For benefits, you could save the DNS round trip since the network inherently speaks names. On the other hand, everyone publishing things on the web effectively contributes to what becomes BGP routing updates. He notes that the design of names would have to be very careful, and this is partly why. Route aggregation is critical to the function of the internet. Storing individual routes for all four billion IPv4 addresses in fast hardware memory is prohibitively expensive. Now imagine storing just every HTTP path on every domain. This assumes every endpoint returns static data, a vast undercount of the number of names the system needs to handle. Without a hierarchical naming system, flat name routing would bloat forwarding tables. Giving the power of what is effectively BGP router advertisements to adversarial users is a disaster waiting to happen.
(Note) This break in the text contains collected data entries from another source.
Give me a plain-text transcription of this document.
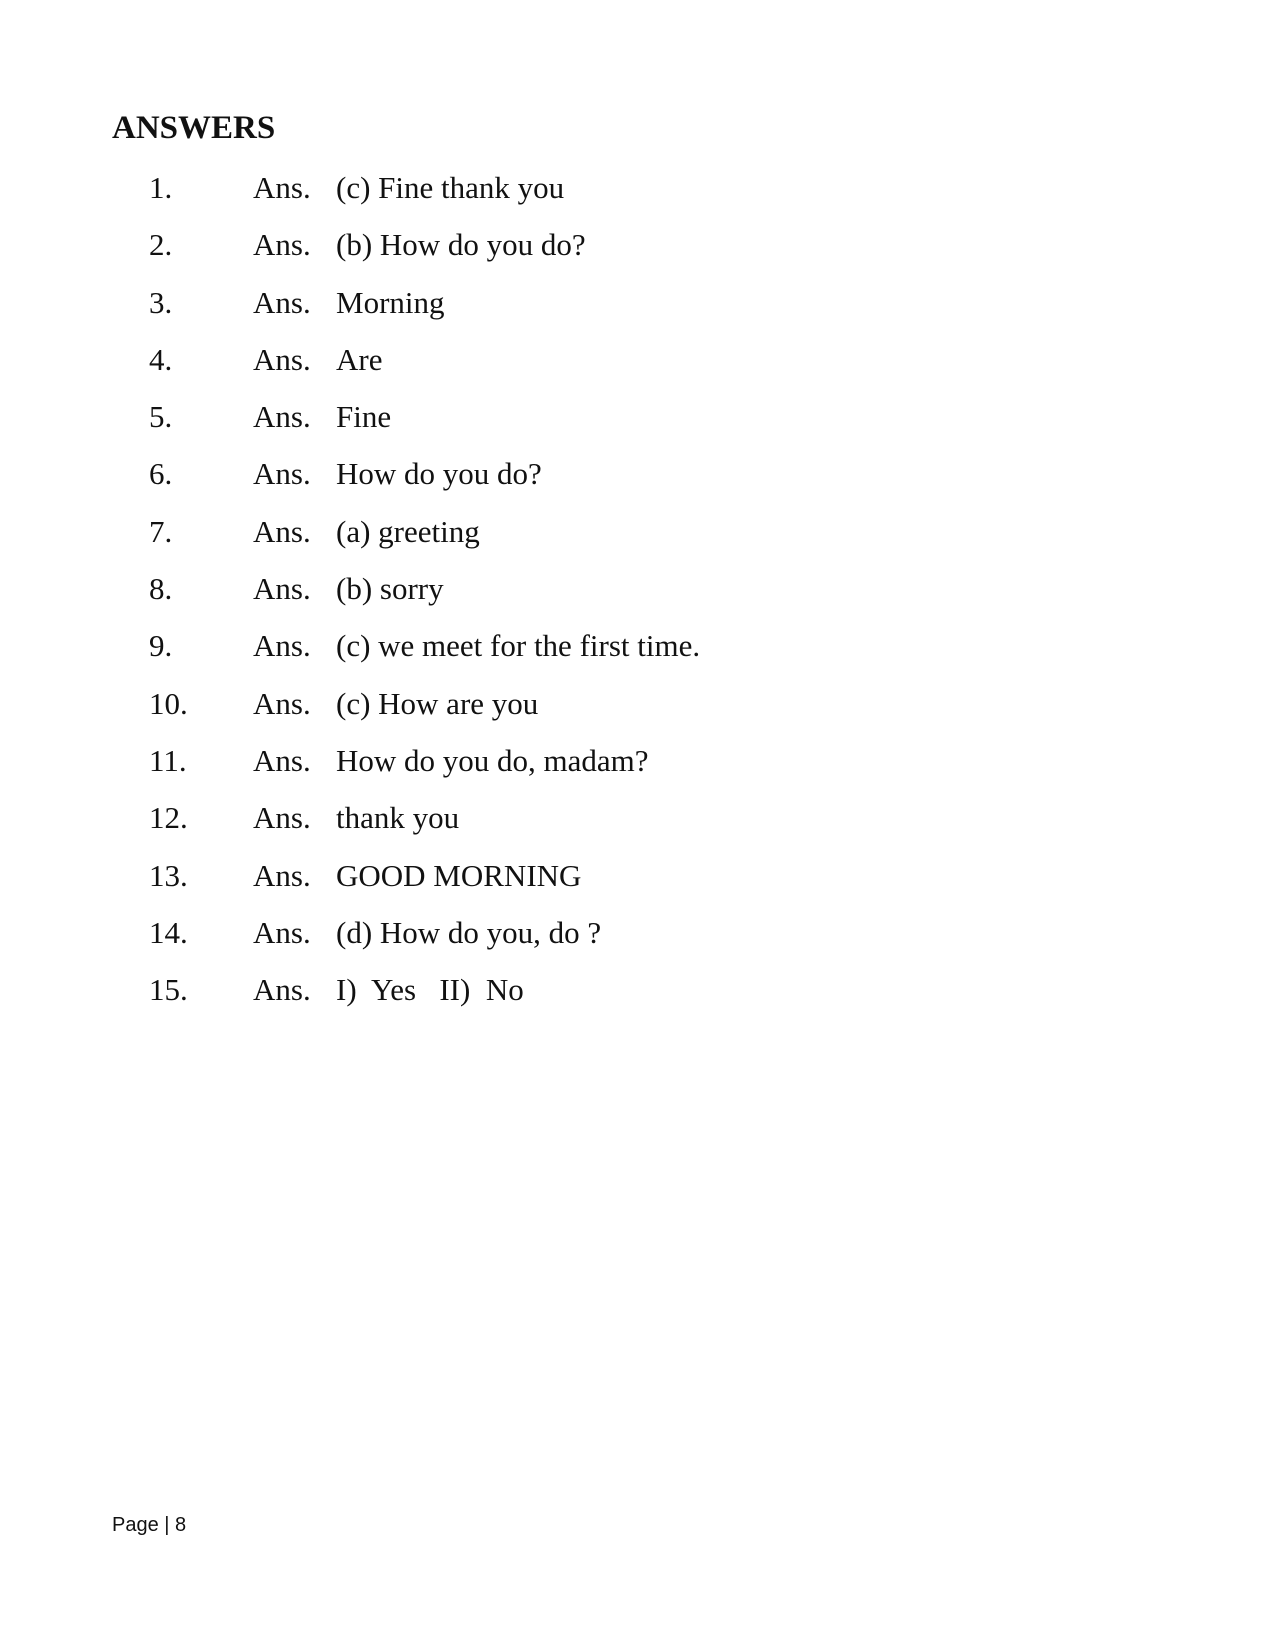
ANSWERS
1.	Ans. (c) Fine thank you
2.	Ans. (b) How do you do?
3.	Ans. Morning
4.	Ans. Are
5.	Ans. Fine
6.	Ans. How do you do?
7.	Ans. (a) greeting
8.	Ans. (b) sorry
9.	Ans. (c) we meet for the first time.
10. Ans. (c) How are you
11. Ans. How do you do, madam?
12. Ans. thank you
13. Ans. GOOD MORNING
14. Ans. (d) How do you, do ?
15. Ans. I)  Yes   II)  No
Page | 8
If it doesn't need to be a new internet, it could be useful for clients to explicitly support a protocol designed to be a CDN overlay on top of TCP/IP. Otherwise we're stuck cobbling it together using a dozen different protocols. Not sure if there's a good business case to get networks to adopt this transport. Speaking of business model as he did, the biggest flaw right now is the complete collapse of network companies in America and Europe. They've consolidated into monopolies and outsourced all their expertise. You're not going to see anything interesting out of them anymore without using politics to reshape the way they make money.
To give this something of a conclusion, I know I've raised objection after objection. That's probably just because I'm not fully getting it. Understanding these sorts of ideas and working through the implications is a lot of fun. It's kind of like alternative history fan fiction. Sometimes that helps you realize we're stuck in a local minima. Other times you realize we're just stuck with a set of trade-offs and there's a different set of trade-offs that were possible that we didn't end up with. Like Dvorak or Colemak keyboard layouts, foundational changes usually require the alternative to improve things by an order of magnitude to see widespread adoption, not just ten or twenty percent. We can't even switch to IPv6 to get rid of the NAT hack we added to buy time. There's just got to be an unmistakable business case to switching. In the case of IPv6, not switching is creating a reverse pressure as it creates a rental market for addresses.